Let’s take a look at some examples. Imagine your objective is to create a simple, seamless design. This means ease for the customer is one of your design principles. that gets integrated into your design. If you have easy for the customer, as a rule, you will have to say no to some cool features or furnishings if they create clutter or complexity.
Say you aim to create a retro feeling across your experiences. In this case, your design principles dictate that you should use certain materials and avoid others. In this case, your design principles guide you to select materials that create the feeling of stability that customers associate with a retro design. Beyond the materials, the overall design of your retro space will feel safe, familiar, and nostalgic.
All your design choices must follow that directive. There is room for creativity. In fact, you need creativity and innovation for impactful CX design. But creativity without direction does not create consistent, recognizable brand experiences. The design principles, and the overall customer experience design strategy, provide the framework to ensure your design does not control you. You control your design.
Step 3: Consistency as a Strategic Imperative
Consistency is essential. So much so that consistency must be a strategic imperative for all customer experience design. Why? Because consistency across the design makes a customer feel oriented in your space. When the design principles are operating as they should (to guide a unified experience), your customer knows he/she is with you at every touchpoint.
So, what is the key to consistency? No compromises. Be relentless in your commitment to consistent, quality delivery of customer experience. Demand design decisions that fit your strategy. Even if that means spending more time, or money. Or allocating resources differently than you have for previous programs.
What is the secret to that kind of no-compromise mentality? This one may sound ironic but stay with us. You must be willing to make as many compromises as are necessary in the name of CX design strategy execution. But you cannot waiver on your goal or ignore your design principles in the name of speeding things up, or avoiding difficult conversations.
To make this possible, confirm that everyone responsible for designing, sponsoring, and executing Customer Experience Programs is aligned with your design strategy. This is not easy. Or fast. But it is worth it.
Step 4: Map the Customer Journey Applying Your Customer Experience Design Strategy
We talked about delivering consistency along the customer journey. With that in mind, let’s examine the connection between journey mapping and customer experience design strategy. A journey map is a visual tool for customer experience design. Once you have defined customer and experience design principles, you are ready to use the journey mapping tool.
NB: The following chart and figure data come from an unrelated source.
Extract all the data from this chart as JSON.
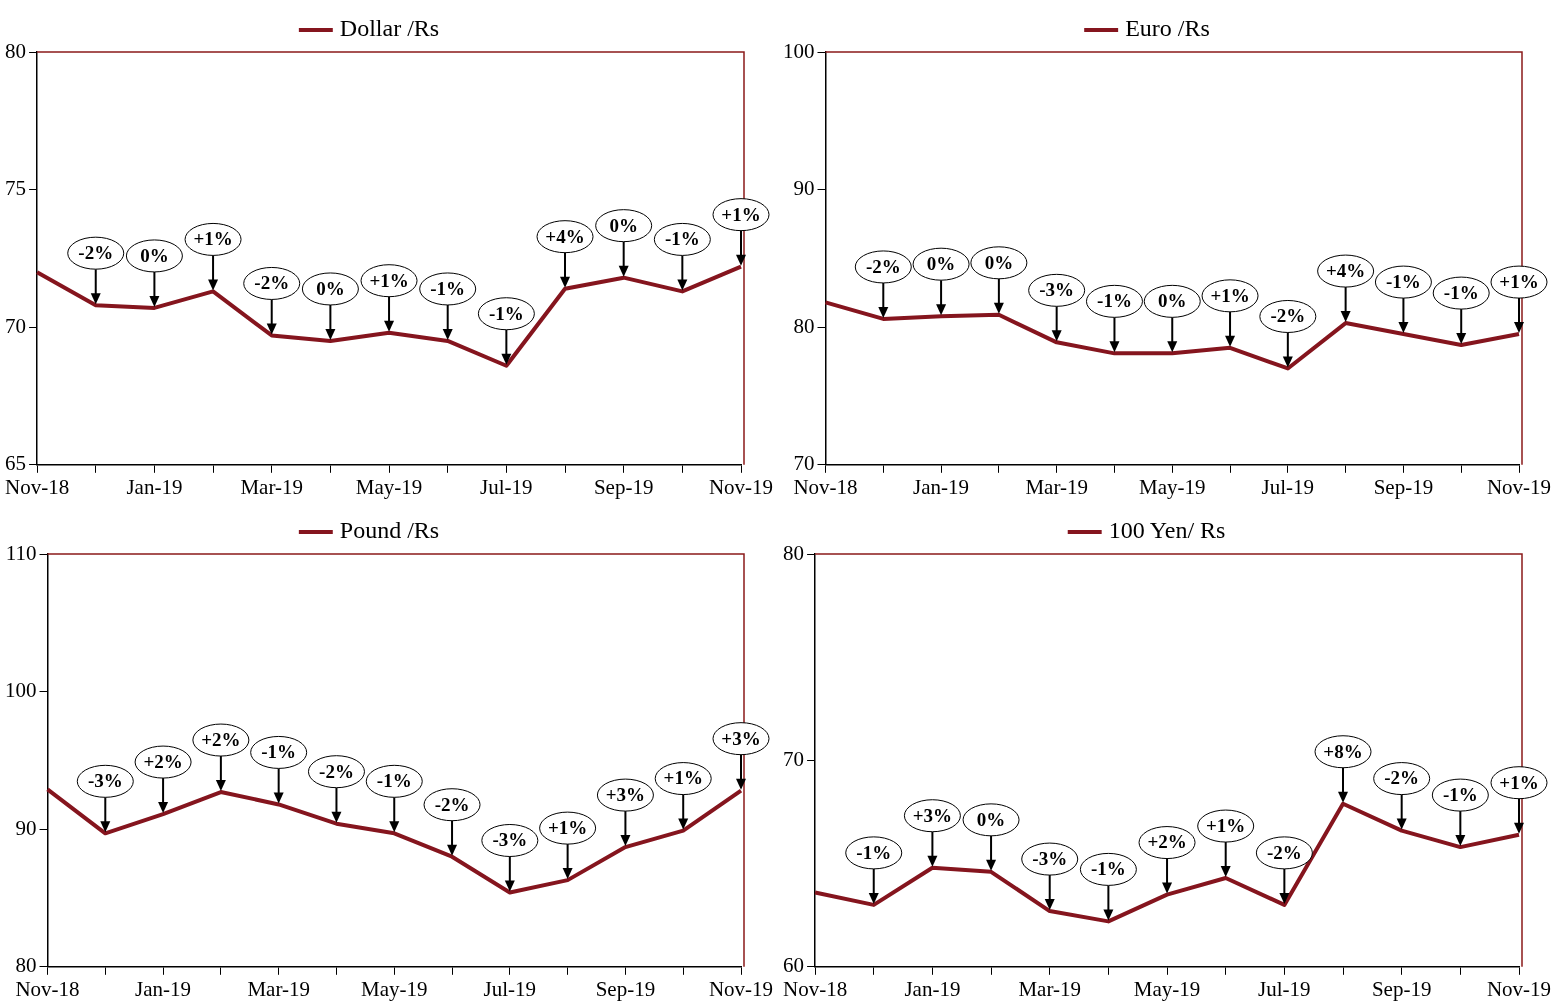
{
  "chart_data": [
    {
      "type": "line",
      "categories": [
        "Nov-18",
        null,
        "Jan-19",
        null,
        "Mar-19",
        null,
        "May-19",
        null,
        "Jul-19",
        null,
        "Sep-19",
        null,
        "Nov-19"
      ],
      "ylim": [
        65,
        80
      ],
      "yticks": [
        65,
        70,
        75,
        80
      ],
      "legend": "top",
      "grid": false,
      "marker": "none",
      "series": [
        {
          "name": "Dollar /Rs",
          "color": "#85151e",
          "values": [
            72.0,
            70.8,
            70.7,
            71.3,
            69.7,
            69.5,
            69.8,
            69.5,
            68.6,
            71.4,
            71.8,
            71.3,
            72.2
          ]
        }
      ],
      "annotations": [
        {
          "text": "-2%",
          "y": 70.8
        },
        {
          "text": "0%",
          "y": 70.7
        },
        {
          "text": "+1%",
          "y": 71.3
        },
        {
          "text": "-2%",
          "y": 69.7
        },
        {
          "text": "0%",
          "y": 69.5
        },
        {
          "text": "+1%",
          "y": 69.8
        },
        {
          "text": "-1%",
          "y": 69.5
        },
        {
          "text": "-1%",
          "y": 68.6
        },
        {
          "text": "+4%",
          "y": 71.4
        },
        {
          "text": "0%",
          "y": 71.8
        },
        {
          "text": "-1%",
          "y": 71.3
        },
        {
          "text": "+1%",
          "y": 72.2
        }
      ]
    },
    {
      "type": "line",
      "categories": [
        "Nov-18",
        null,
        "Jan-19",
        null,
        "Mar-19",
        null,
        "May-19",
        null,
        "Jul-19",
        null,
        "Sep-19",
        null,
        "Nov-19"
      ],
      "ylim": [
        70,
        100
      ],
      "yticks": [
        70,
        80,
        90,
        100
      ],
      "legend": "top",
      "grid": false,
      "marker": "none",
      "series": [
        {
          "name": "Euro /Rs",
          "color": "#85151e",
          "values": [
            81.8,
            80.6,
            80.8,
            80.9,
            78.9,
            78.1,
            78.1,
            78.5,
            77.0,
            80.3,
            79.5,
            78.7,
            79.5
          ]
        }
      ],
      "annotations": [
        {
          "text": "-2%",
          "y": 80.6
        },
        {
          "text": "0%",
          "y": 80.8
        },
        {
          "text": "0%",
          "y": 80.9
        },
        {
          "text": "-3%",
          "y": 78.9
        },
        {
          "text": "-1%",
          "y": 78.1
        },
        {
          "text": "0%",
          "y": 78.1
        },
        {
          "text": "+1%",
          "y": 78.5
        },
        {
          "text": "-2%",
          "y": 77.0
        },
        {
          "text": "+4%",
          "y": 80.3
        },
        {
          "text": "-1%",
          "y": 79.5
        },
        {
          "text": "-1%",
          "y": 78.7
        },
        {
          "text": "+1%",
          "y": 79.5
        }
      ]
    },
    {
      "type": "line",
      "categories": [
        "Nov-18",
        null,
        "Jan-19",
        null,
        "Mar-19",
        null,
        "May-19",
        null,
        "Jul-19",
        null,
        "Sep-19",
        null,
        "Nov-19"
      ],
      "ylim": [
        80,
        110
      ],
      "yticks": [
        80,
        90,
        100,
        110
      ],
      "legend": "top",
      "grid": false,
      "marker": "none",
      "series": [
        {
          "name": "Pound /Rs",
          "color": "#85151e",
          "values": [
            92.9,
            89.7,
            91.1,
            92.7,
            91.8,
            90.4,
            89.7,
            88.0,
            85.4,
            86.3,
            88.7,
            89.9,
            92.8
          ]
        }
      ],
      "annotations": [
        {
          "text": "-3%",
          "y": 89.7
        },
        {
          "text": "+2%",
          "y": 91.1
        },
        {
          "text": "+2%",
          "y": 92.7
        },
        {
          "text": "-1%",
          "y": 91.8
        },
        {
          "text": "-2%",
          "y": 90.4
        },
        {
          "text": "-1%",
          "y": 89.7
        },
        {
          "text": "-2%",
          "y": 88.0
        },
        {
          "text": "-3%",
          "y": 85.4
        },
        {
          "text": "+1%",
          "y": 86.3
        },
        {
          "text": "+3%",
          "y": 88.7
        },
        {
          "text": "+1%",
          "y": 89.9
        },
        {
          "text": "+3%",
          "y": 92.8
        }
      ]
    },
    {
      "type": "line",
      "categories": [
        "Nov-18",
        null,
        "Jan-19",
        null,
        "Mar-19",
        null,
        "May-19",
        null,
        "Jul-19",
        null,
        "Sep-19",
        null,
        "Nov-19"
      ],
      "ylim": [
        60,
        80
      ],
      "yticks": [
        60,
        70,
        80
      ],
      "legend": "top",
      "grid": false,
      "marker": "none",
      "series": [
        {
          "name": "100 Yen/ Rs",
          "color": "#85151e",
          "values": [
            63.6,
            63.0,
            64.8,
            64.6,
            62.7,
            62.2,
            63.5,
            64.3,
            63.0,
            67.9,
            66.6,
            65.8,
            66.4
          ]
        }
      ],
      "annotations": [
        {
          "text": "-1%",
          "y": 63.0
        },
        {
          "text": "+3%",
          "y": 64.8
        },
        {
          "text": "0%",
          "y": 64.6
        },
        {
          "text": "-3%",
          "y": 62.7
        },
        {
          "text": "-1%",
          "y": 62.2
        },
        {
          "text": "+2%",
          "y": 63.5
        },
        {
          "text": "+1%",
          "y": 64.3
        },
        {
          "text": "-2%",
          "y": 63.0
        },
        {
          "text": "+8%",
          "y": 67.9
        },
        {
          "text": "-2%",
          "y": 66.6
        },
        {
          "text": "-1%",
          "y": 65.8
        },
        {
          "text": "+1%",
          "y": 66.4
        }
      ]
    }
  ]
}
Start journey mapping by identifying each persona. Account for their unique needs and challenges. Moreover, it helps you find opportunities to deliver great experiences along the way.
Next, select a particular journey. Decide what customer interactions to tackle along that journey. As an example, imagine you are mapping for the banking industry. Are you mapping the journey to open a new account? To pay a credit card bill? Or to initiate a self-service transaction like a check deposit? Once you have that, you can apply your design principles and create the journey map that creates an easy customer experience.
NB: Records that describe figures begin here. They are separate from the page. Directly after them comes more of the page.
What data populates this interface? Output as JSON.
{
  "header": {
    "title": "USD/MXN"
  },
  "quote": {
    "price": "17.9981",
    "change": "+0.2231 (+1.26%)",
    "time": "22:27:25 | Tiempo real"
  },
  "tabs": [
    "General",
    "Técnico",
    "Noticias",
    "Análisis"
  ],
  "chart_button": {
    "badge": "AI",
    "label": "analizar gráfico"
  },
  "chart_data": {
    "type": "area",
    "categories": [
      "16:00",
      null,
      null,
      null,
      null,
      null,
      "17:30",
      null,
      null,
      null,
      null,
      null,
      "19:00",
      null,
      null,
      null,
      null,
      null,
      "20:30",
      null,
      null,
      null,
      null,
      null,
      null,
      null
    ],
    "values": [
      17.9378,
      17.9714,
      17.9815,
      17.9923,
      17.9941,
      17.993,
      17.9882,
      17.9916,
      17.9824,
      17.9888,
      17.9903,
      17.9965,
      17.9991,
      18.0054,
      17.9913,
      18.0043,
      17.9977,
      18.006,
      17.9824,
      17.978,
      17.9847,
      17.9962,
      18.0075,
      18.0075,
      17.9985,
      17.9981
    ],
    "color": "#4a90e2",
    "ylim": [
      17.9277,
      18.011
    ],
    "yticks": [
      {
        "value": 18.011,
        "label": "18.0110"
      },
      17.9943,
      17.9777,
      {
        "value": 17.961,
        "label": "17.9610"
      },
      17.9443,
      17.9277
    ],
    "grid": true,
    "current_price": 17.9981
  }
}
As you go through journey mapping, remember to document your organizational commitments. For this, let’s use a healthcare system as our example. Say your healthcare system only shares information in English. However, many patients speak Chinese. Use a service design map to identify who in your organization needs to provide translation services during a virtual visit or in key communications to patients. Solve that customer painpoint.
Step 5: Test and Measure Customer Experience Design Strategy
That brings us to our bonus tip. Always keep score! Test and measure your customer experience design strategy regularly. And stay agile enough to make necessary changes to improve customer experience regularly.
Your customers – and your business – will thrive as a result.